O level economics is about the level you're promoting DBD and you're not doing it from an operator's point of view but a scribbler's... Rule of thumb in the general catering trade is a 65% GP over all - for all products. Ever notice the price of bottle of beer in many a restaurant? 70% GPs or higher? The rule of thumb for pubs has always been 50%-55% Gp because a lot of the product is not packaged and traditionally fixed costs for pubs were lower than for much of the rest of the business economy - as in LOW rent and accommodation being part of the incumbent operator's deal, along with casual staff wages and wet led businesses having far lower overheads than food led.
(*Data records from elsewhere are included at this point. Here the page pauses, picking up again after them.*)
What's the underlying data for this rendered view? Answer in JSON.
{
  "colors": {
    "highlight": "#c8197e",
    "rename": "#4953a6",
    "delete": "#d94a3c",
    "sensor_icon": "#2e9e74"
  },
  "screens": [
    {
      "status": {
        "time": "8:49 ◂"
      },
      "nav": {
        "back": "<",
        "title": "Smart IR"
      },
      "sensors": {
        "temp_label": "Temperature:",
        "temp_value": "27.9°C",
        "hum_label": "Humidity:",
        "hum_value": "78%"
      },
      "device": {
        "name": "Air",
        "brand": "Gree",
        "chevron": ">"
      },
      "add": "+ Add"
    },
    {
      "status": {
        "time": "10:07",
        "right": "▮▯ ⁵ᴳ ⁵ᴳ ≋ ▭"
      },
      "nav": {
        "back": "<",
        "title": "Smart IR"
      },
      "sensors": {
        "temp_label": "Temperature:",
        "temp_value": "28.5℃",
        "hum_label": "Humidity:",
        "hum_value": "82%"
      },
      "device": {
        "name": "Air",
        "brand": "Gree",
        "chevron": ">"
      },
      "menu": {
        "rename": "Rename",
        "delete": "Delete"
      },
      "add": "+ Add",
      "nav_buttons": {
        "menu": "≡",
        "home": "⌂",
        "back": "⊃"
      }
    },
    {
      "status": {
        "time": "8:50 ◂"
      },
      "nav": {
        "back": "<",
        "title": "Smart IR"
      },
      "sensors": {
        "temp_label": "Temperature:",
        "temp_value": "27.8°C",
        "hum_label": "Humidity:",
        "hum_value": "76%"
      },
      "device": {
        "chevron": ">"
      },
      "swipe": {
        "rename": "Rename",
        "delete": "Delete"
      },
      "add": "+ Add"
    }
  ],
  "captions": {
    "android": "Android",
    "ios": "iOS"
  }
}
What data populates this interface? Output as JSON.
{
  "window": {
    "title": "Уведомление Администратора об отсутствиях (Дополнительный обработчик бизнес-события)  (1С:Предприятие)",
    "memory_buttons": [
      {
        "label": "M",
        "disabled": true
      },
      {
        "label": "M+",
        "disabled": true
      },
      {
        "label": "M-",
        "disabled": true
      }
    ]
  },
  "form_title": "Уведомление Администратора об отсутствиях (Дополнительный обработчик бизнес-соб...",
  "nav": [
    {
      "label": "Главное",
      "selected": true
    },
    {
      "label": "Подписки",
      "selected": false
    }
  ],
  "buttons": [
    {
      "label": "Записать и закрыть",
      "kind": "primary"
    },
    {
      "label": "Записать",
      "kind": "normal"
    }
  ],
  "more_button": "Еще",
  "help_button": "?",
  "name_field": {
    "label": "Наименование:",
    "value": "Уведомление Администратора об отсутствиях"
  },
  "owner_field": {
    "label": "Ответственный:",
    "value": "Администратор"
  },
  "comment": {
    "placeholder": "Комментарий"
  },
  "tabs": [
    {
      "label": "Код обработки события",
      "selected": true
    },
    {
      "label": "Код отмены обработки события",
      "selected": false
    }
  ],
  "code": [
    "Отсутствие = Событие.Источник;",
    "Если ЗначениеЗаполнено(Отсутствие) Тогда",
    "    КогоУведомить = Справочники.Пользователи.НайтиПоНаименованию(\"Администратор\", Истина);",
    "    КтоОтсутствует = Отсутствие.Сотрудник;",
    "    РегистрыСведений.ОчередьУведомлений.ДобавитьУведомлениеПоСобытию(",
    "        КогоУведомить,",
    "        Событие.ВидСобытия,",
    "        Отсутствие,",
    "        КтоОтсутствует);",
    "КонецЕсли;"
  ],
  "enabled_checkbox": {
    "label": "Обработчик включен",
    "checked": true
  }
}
Bob FM has it right as far as HMRC goes. Low GP% is an indicator that a business is possibly not being run, errr according to the Ted Tuppen principle - i.e. HONESTLY. Anything less than around 45% as a rule of thumb is commercial suicide for a normal catering business. If a business is designed to pile it high and sell it cheap cheap cheap in steady vast quantites then the Gp%s targets will be lower from the outset but that's not describing a normal pub business - that's a Taybarn.

So, 'David TayBarnes Doors' your pontificating about GP not being king is academic and pointless. When 45% is good enough for HMRC and as the very bottom end of a rule of thumb for an entire industry you are way off message.